# New Haven, CT area - D&D, Star Wars or Supers



## John Crichton (Jul 11, 2005)

Heya.

I've been on hiatus from tabletop gaming for nearly a year. I'm 28 and have 10+ years as a GM (mostly) and player under my belt. I'm looking to get a game going on either Friday nights or Saturdays. I can run or play, it really doesn't matter (at least right now) as I'm simply looking to play again. I prefer to GM but it's not a must. 

The game needs to be within 25-30 minutes driving distance from New Haven. Other particulars to be determined later. Have a group and want an extra player? Sick of running and want something new? Gimme an email at:

mglickman(at)snet(dot)net

I'm most interested in games that I listed in the thread title but am open to other games.


----------



## John Crichton (Sep 10, 2005)

Bumpity Bump.


----------



## Bobitron (Sep 10, 2005)

Whoa! Matt, you are John Crichton? I had no idea. This is Bob from Roger's gaming group.


----------



## John Crichton (Sep 10, 2005)

Yeah.  He is I.  

Nice to hear from ya.  How are things?


----------



## Bobitron (Sep 10, 2005)

John Crichton said:
			
		

> Yeah.  He is I.
> 
> Nice to hear from ya.  How are things?




All is well. We meet on Thursday nights now at Roger's. Chris and I were wiped out last week by a freakin' dragon. Working on new characters now...

I'm sured all of us would love to have you as a guest again, if it can be arranged.

edit: Oh, Roger said you went to GenCon? Have a good time?


----------



## John Crichton (Sep 10, 2005)

Man, I wish I didn't work until midnight.    I work Sunday - Thursday 3:30-midnight.  Really kills my availability.  I miss playing and I had lots of fun that one night I was there.  Maybe during on of my breaks from work I can stop by again for a session or two.

GenCon was cool.  I got sick one on of the days so I had to chill at the hotel for most of it but overall much fun was had.


----------



## Bobitron (Sep 10, 2005)

Join some pbp games. Have you tried them yet? I get most of my RP'ing here.


----------



## John Crichton (Sep 11, 2005)

I haven't done any as of yet.  I typically game for the social interaction so I don't know how much I'd enjoy a pbp game.  One of these days I may give it a shot if I'm REALLY jonesing for some D&D action.


----------



## Ghengis Ska (Sep 13, 2005)

We have a Star Wars d20 RPG looking for a player.

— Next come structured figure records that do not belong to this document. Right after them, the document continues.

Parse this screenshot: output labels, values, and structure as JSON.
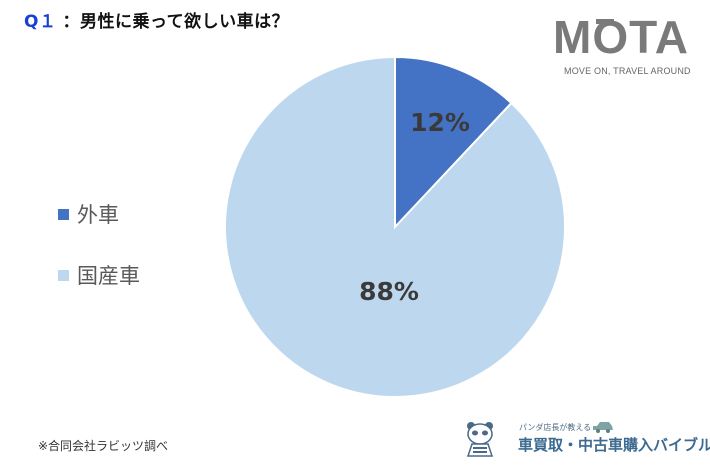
{
  "title": {
    "prefix": "Q１",
    "text": "：男性に乗って欲しい車は？"
  },
  "brand": {
    "logo_text": "MOTA",
    "tagline": "MOVE ON, TRAVEL AROUND"
  },
  "legend": {
    "items": [
      {
        "label": "外車",
        "color": "#4472c4"
      },
      {
        "label": "国産車",
        "color": "#bdd7ee"
      }
    ]
  },
  "note": "※合同会社ラビッツ調べ",
  "footer_logo": {
    "subtitle": "パンダ店長が教える",
    "title": "車買取・中古車購入バイブル"
  },
  "chart_data": {
    "type": "pie",
    "title": "Q１：男性に乗って欲しい車は？",
    "categories": [
      "外車",
      "国産車"
    ],
    "values": [
      12,
      88
    ],
    "labels": [
      "12%",
      "88%"
    ],
    "colors": [
      "#4472c4",
      "#bdd7ee"
    ],
    "start_angle": "12 o'clock, clockwise",
    "legend_position": "left"
  }
}
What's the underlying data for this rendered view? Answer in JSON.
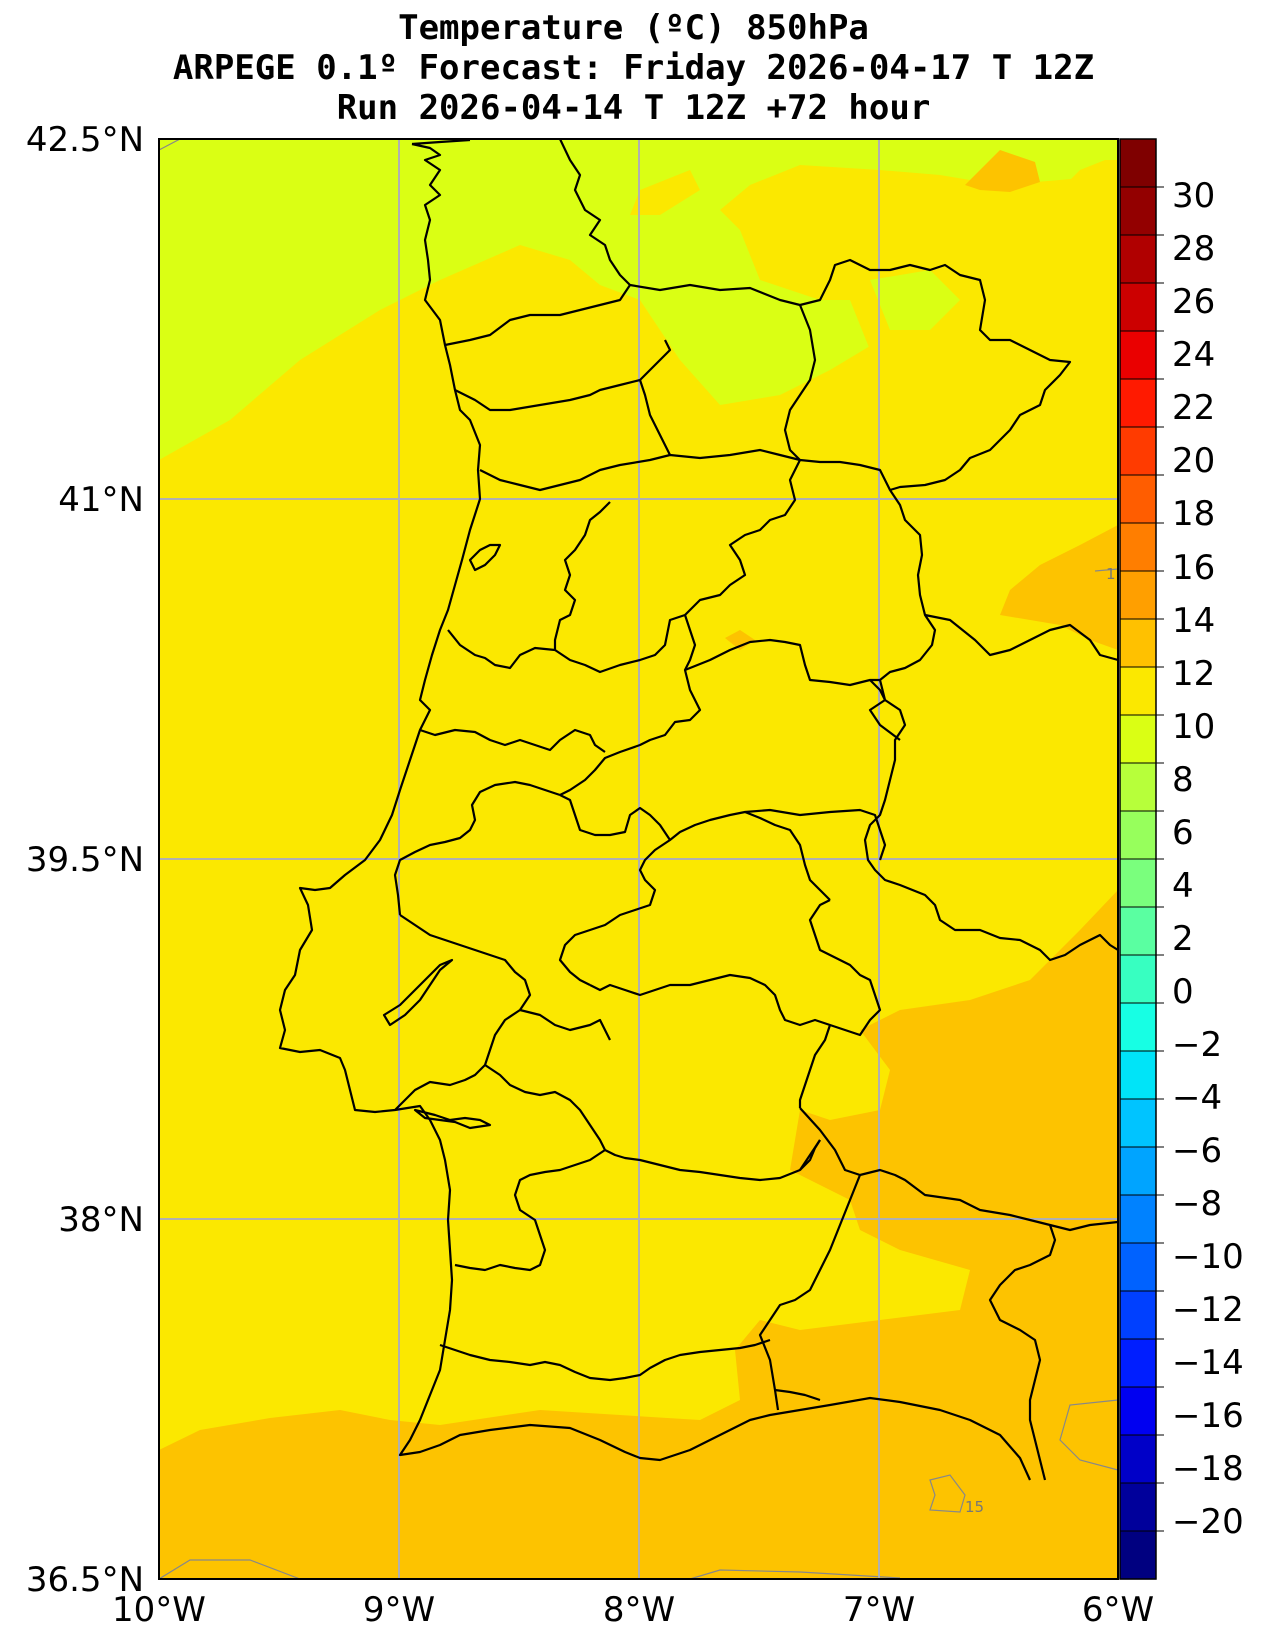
{
  "title": {
    "line1": "Temperature (ºC) 850hPa",
    "line2": "ARPEGE 0.1º Forecast: Friday 2026-04-17 T 12Z",
    "line3": "Run 2026-04-14 T 12Z +72 hour"
  },
  "map": {
    "region": "Portugal",
    "lon_range": [
      -10,
      -6
    ],
    "lat_range": [
      36.5,
      42.5
    ],
    "lat_ticks": [
      "42.5°N",
      "41°N",
      "39.5°N",
      "38°N",
      "36.5°N"
    ],
    "lon_ticks": [
      "10°W",
      "9°W",
      "8°W",
      "7°W",
      "6°W"
    ],
    "contour_labels": [
      "15",
      "1"
    ],
    "colors": {
      "field_12_14": "#fbe800",
      "field_10_12": "#daff14",
      "field_14_16": "#fdc300",
      "grid": "#b0b0b0",
      "borders": "#000000"
    }
  },
  "colorbar": {
    "labels": [
      "30",
      "28",
      "26",
      "24",
      "22",
      "20",
      "18",
      "16",
      "14",
      "12",
      "10",
      "8",
      "6",
      "4",
      "2",
      "0",
      "−2",
      "−4",
      "−6",
      "−8",
      "−10",
      "−12",
      "−14",
      "−16",
      "−18",
      "−20"
    ],
    "colors": [
      "#7f0000",
      "#930000",
      "#b00000",
      "#cc0000",
      "#ea0000",
      "#ff1a00",
      "#ff3b00",
      "#ff5d00",
      "#ff7e00",
      "#ff9f00",
      "#ffc100",
      "#fbe800",
      "#daff14",
      "#b7ff3a",
      "#97ff5c",
      "#7aff7d",
      "#5affa1",
      "#37ffc1",
      "#17ffe4",
      "#00e4f8",
      "#00c4ff",
      "#00a4ff",
      "#0082ff",
      "#0062ff",
      "#0040ff",
      "#001eff",
      "#0000f1",
      "#0000c8",
      "#00009b",
      "#000080"
    ]
  }
}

Are those the only times you arer free?


----------



## John Crichton (Sep 13, 2005)

Ghengis Ska said:
			
		

> We have a Star Wars d20 RPG looking for a player.
> 
> Are those the only times you arer free?

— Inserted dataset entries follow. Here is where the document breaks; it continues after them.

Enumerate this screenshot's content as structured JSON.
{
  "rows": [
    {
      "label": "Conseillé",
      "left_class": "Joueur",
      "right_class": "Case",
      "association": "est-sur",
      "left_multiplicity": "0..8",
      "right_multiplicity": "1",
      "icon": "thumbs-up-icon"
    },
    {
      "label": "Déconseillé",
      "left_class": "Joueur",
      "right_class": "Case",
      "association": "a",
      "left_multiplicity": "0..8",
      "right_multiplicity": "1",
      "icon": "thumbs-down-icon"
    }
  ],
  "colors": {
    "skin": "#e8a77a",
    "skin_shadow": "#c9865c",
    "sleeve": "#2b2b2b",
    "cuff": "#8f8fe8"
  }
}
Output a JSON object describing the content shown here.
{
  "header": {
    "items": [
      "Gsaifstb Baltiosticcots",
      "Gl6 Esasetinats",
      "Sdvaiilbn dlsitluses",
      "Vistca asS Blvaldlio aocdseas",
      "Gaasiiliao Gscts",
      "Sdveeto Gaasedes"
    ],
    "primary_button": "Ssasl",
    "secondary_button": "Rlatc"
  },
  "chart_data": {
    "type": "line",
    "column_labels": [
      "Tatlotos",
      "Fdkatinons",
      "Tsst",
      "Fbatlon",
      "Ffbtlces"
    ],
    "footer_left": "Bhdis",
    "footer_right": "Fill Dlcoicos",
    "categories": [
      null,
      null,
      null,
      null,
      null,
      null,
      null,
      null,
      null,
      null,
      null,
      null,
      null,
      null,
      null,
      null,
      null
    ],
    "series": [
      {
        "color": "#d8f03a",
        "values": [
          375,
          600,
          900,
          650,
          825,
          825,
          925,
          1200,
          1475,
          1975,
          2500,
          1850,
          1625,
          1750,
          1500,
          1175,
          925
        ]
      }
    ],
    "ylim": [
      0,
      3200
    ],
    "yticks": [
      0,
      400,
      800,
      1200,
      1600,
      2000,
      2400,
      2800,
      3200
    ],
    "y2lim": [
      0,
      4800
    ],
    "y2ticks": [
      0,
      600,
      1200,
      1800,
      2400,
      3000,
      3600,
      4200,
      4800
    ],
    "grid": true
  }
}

 Yeah, I work Sun-Thurs 3:30-midnight which puts a real damper on socializing.  

With any luck I'll only be working these hours for another year.

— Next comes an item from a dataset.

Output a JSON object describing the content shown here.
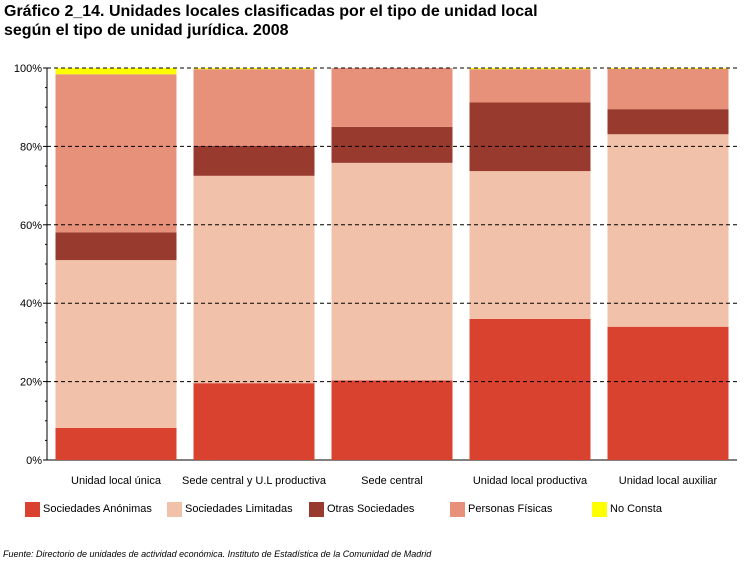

But if you are playing on Fridays or Saturdays I'm certainly interested.


----------



## asduke (Sep 23, 2005)

*Saturday night games*

I live in Middletown, Ct and run an Eberron game on Saturday nights from 8pm to ??? (when people get tired).  We could add one more if you're still looking.  Send me an email at asduke@msn.com


----------